The great majority of boycotters, however, are engaged in political posturing, points out David Rosenberg, a Ha’aretz blogger. And, even though there have been calls for scientific boycotts, notes Bob Lapidot, director of the international division of the Israel Academy of Sciences, “the sciences don’t really feel the boycott.”
“Israel receives 10 times as many grants than its numbers would warrant because of the level of excellence of its researchers,” says Alex Lubotzky, a world-renowned Hebrew University mathematician who has received many European grants. “The prestigious European nuclear research consortium CERN made Israel its first non-European full member.”
There is a difference between scientific fields and political postures, says Lapidot. “It is understandable that Middle Eastern studies, often supported by Arab countries, boycott Israeli universities.
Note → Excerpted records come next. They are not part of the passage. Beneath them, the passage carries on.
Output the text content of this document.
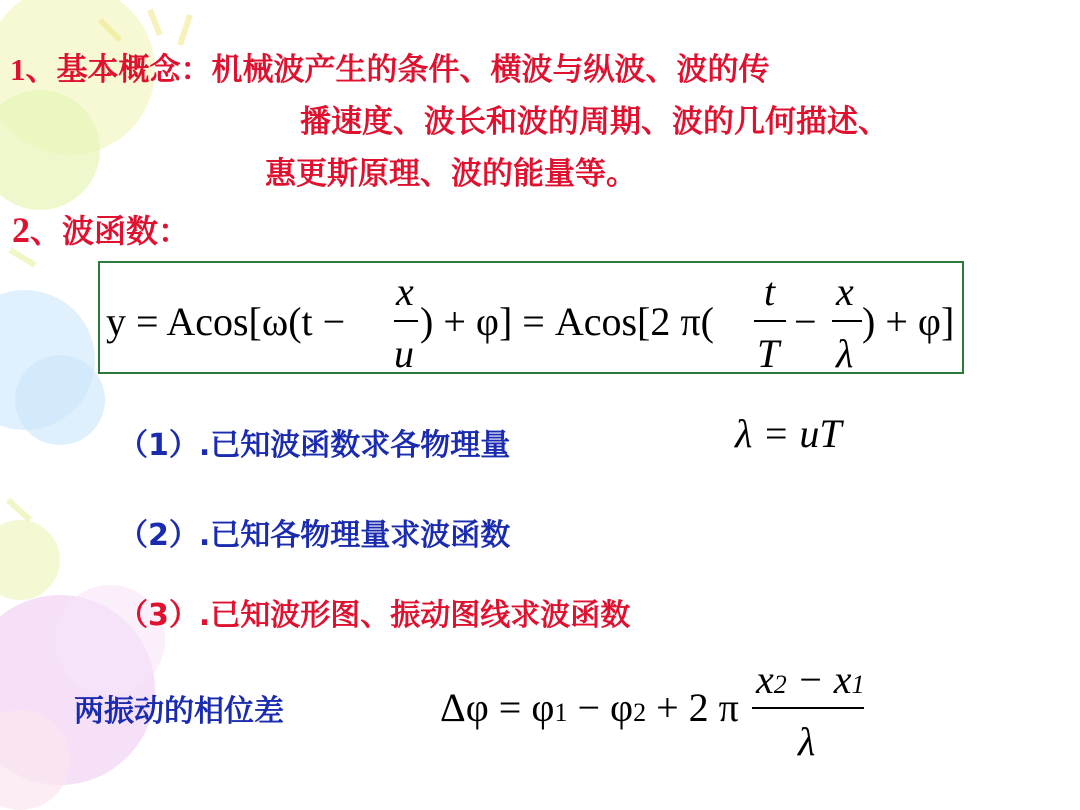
1、基本概念：机械波产生的条件、横波与纵波、波的传
播速度、波长和波的周期、波的几何描述、
惠更斯原理、波的能量等。
2、波函数：
y = Acos[ω(t −
x
u
) + φ] = Acos[2 π(
t
T
−
x
λ
) + φ]
（1）.已知波函数求各物理量	λ = uT
（2）.已知各物理量求波函数
（3）.已知波形图、振动图线求波函数
两振动的相位差	Δφ = φ1 − φ2 + 2 π
x2 − x1
λ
But why do academic associations in English and American literature involve themselves in the boycott?”
Lapidot believes that scholars in the humanities and social sciences view history and modern politics through the basic paradigms of race, gender, class and empire, dividing the world between the oppressed and oppressors. According to this approach, Israel is a colonial power, an oppressor.
“Most scientists are neutral as far as Israel is concerned,” says Lubotzky, “but they are against academic boycotts because they care about science, and boycotts undermine science. They create obstacles to the flow of ideas.” On this basis, the Israel Academy of Sciences and Humanities has cooperated with academic and university senates in other countries to fight boycotts—not by trying to justify Israel’s policies but by emphasizing the danger boycotts entail for the progress of knowledge.
It may seem that B.D.S. is on an stoppable upswing. Yet, behind the scenes a countermovement is growing. And, hopefully, the global need for a free exchange of knowledge and scientific development will undercut this modern hate campaign.